На что профессор сразу же возразил:
– Что же тогда говорить тому, кто родился в Ленинграде, в этом так точно спланированном городе? По вашей теории из него должны выходить лишь землемеры?
– У нас в селе когда-то был землемер Марко Степанович, – сказал Карналь, – так он требовал, чтобы его называли не иначе как геометром.
– А геометрия без вдохновения невозможна, сказал Пушкин, – добавила Верико.
– Уговорили и убедили, – поднял руки Рэм Иванович. – Отнесем это в заслугу парткома и, – он хитро прищурился на Пронченко, – его секретаря...
– Секретарем могут выбрать, но могут и не выбрать, – засмеялся Пронченко. – Я же вам говорил, что главное – идеалы, их непоколебимость. По-человечески мне стыдно, что я до сих пор не заметил Карналя, хотя мы, оказывается, даже земляки, а вы, Рэм Иванович, могли бросить все ваши дела и примчаться из самого Ленинграда, чтобы взять его под защиту.

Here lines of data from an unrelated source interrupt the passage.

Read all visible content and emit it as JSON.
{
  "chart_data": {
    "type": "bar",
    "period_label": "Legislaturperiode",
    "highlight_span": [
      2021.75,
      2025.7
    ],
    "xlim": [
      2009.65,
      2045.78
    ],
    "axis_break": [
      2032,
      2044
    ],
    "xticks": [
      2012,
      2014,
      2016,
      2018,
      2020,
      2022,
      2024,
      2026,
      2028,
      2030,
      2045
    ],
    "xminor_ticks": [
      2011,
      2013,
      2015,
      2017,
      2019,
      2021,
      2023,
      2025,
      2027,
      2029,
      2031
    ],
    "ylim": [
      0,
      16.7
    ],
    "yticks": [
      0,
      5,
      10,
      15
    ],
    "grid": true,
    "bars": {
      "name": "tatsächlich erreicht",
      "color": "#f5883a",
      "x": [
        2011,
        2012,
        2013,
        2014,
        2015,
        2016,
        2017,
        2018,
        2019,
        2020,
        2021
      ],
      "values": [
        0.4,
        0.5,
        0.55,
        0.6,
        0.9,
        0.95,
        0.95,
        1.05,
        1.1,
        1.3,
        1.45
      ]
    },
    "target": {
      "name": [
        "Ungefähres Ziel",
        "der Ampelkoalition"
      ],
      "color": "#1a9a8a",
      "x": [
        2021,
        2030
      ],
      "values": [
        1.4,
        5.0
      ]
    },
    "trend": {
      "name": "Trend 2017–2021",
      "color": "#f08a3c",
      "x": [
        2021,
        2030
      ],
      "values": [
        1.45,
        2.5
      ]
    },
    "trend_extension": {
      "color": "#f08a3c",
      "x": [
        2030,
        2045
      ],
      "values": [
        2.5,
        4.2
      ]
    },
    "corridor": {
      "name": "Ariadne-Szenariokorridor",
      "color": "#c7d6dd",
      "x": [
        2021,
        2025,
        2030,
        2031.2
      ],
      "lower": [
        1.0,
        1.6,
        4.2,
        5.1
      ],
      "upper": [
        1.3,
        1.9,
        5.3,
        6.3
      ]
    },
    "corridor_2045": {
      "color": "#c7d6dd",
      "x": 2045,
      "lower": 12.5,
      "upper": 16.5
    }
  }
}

– Сказать по правде? – наставил на Пронченко указательный палец профессор. – Если хотите знать, я примчался защищать не студента Карналя, а самого себя! Его еще не очень трогают. Он только написал, что не все доброжелательно относятся к его разговорам о кибернетике. Но ведь и меня пощипывают! Несмотря на мой научный авторитет, несмотря на то, что я пережил блокаду, чуть не умер, в сущности, умер, так как уже был вычеркнут из всех списков живых и деятельных. Обо всем забыто. Пощипывают коллеги. И еще неизвестно, чем это кончится. Я и прикатил сюда. Разведка! А как оно тут? Еще ничего не знаете о кибернетике, потому и воздерживаетесь от просмотра статей в печати? А когда критикуют какого-нибудь писателя, – изучаете? Не спрашиваете, знает ли кто того писателя, читал ли его? Вот вы, молодой человек?
– Я учился в сельской школе... И сейчас времени на все не хватает, искренне сказал Карналь.
– А что скажет нам секретарь парткома? – повернулся профессор к Пронченко, плохонький ивовый стул под ним затрещал.
– Сдаюсь, я только механик. Защищал диссертацию, на литературу не было времени.